Three miles later, I crested a small butte and found myself looking down on four covered wagons yoked to oxen, and a couple of horses and mules. One of the wagons had a busted wheel, and the train had halted in order to repair it.
From my vantage, I cou
ld see a man dressed in the apron of a wheelwright laboring beside the disabled wagon. He was large and fleshy, his head and face completely devoid of hair. I could almost see the sweat trickling down his smooth pate and dripping from his thin eyebrows. But what truly caught my interest were the women—there was at least a dozen of them, all young and healthy. Some tended the cook fire, while others were mended clothes and laughed amongst themselves. Except for one or two young girls, all of them were pregnant.
The sight of so many women made my groin ache. I did not know whether to be excited or disgusted. I had been with only one woman in my life, and that was Flood Moon. Part of me—the part I had come to think of as my vargr self—wanted to go down and do to the women what it had done to Flood Moon. The temptation to succumb to my wild self’s desires was strong—but then I forced myself to remember my dead wife’s screams and how she had looked at me with hate and terror in her eyes, and my ardor weakened. Still, I found myself scanning the encampment for sign of any males beside the wheelwright.
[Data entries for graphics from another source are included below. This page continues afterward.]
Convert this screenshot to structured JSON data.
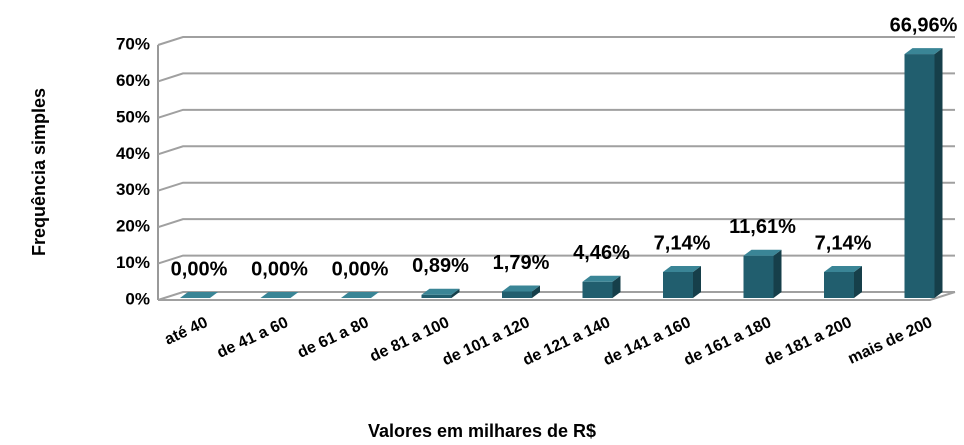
{
  "chart_data": {
    "type": "bar3d",
    "xlabel": "Valores em milhares de R$",
    "ylabel": "Frequência simples",
    "categories": [
      "até 40",
      "de 41 a 60",
      "de 61 a 80",
      "de 81 a 100",
      "de 101 a 120",
      "de 121 a 140",
      "de 141 a 160",
      "de 161 a 180",
      "de 181 a 200",
      "mais de 200"
    ],
    "values": [
      0,
      0,
      0,
      0.89,
      1.79,
      4.46,
      7.14,
      11.61,
      7.14,
      66.96
    ],
    "value_labels": [
      "0,00%",
      "0,00%",
      "0,00%",
      "0,89%",
      "1,79%",
      "4,46%",
      "7,14%",
      "11,61%",
      "7,14%",
      "66,96%"
    ],
    "color": "#215e6e",
    "ylim": [
      0,
      70
    ],
    "yticks": [
      {
        "value": 0,
        "label": "0%"
      },
      {
        "value": 10,
        "label": "10%"
      },
      {
        "value": 20,
        "label": "20%"
      },
      {
        "value": 30,
        "label": "30%"
      },
      {
        "value": 40,
        "label": "40%"
      },
      {
        "value": 50,
        "label": "50%"
      },
      {
        "value": 60,
        "label": "60%"
      },
      {
        "value": 70,
        "label": "70%"
      }
    ],
    "grid": true
  }
}
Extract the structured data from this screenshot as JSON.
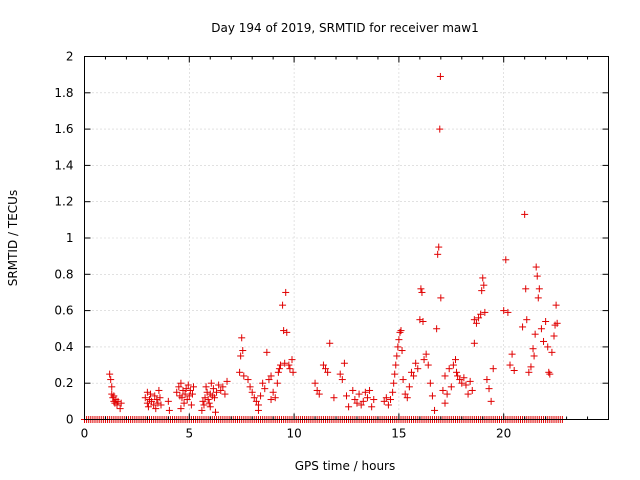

A second man, as chunky and bald as the first, emerged from the back of one of the covered wagons. He had a rifle in one hand and a knife stuck in his belt. None of the women paid him any attention. A third man, younger and not as heavy as the others, but equally hairless, rode up on a mule and dismounted beside the man with the rifle. They bent their bald heads over what looked like a map, looking up now and again to point in various directions.
My attention was drawn back to one of the females, who appeared younger than the others and did not appear to be pregnant. Her hair was long and unbound, hanging almost to her waist. She had a habit of tossing her golden mane over her right shoulder, like it was a veil of spun gold, that I found captivating. Perhaps it was her youth, or perhaps it was simply that I had gone so long without a woman, but I fell in love with her instantly.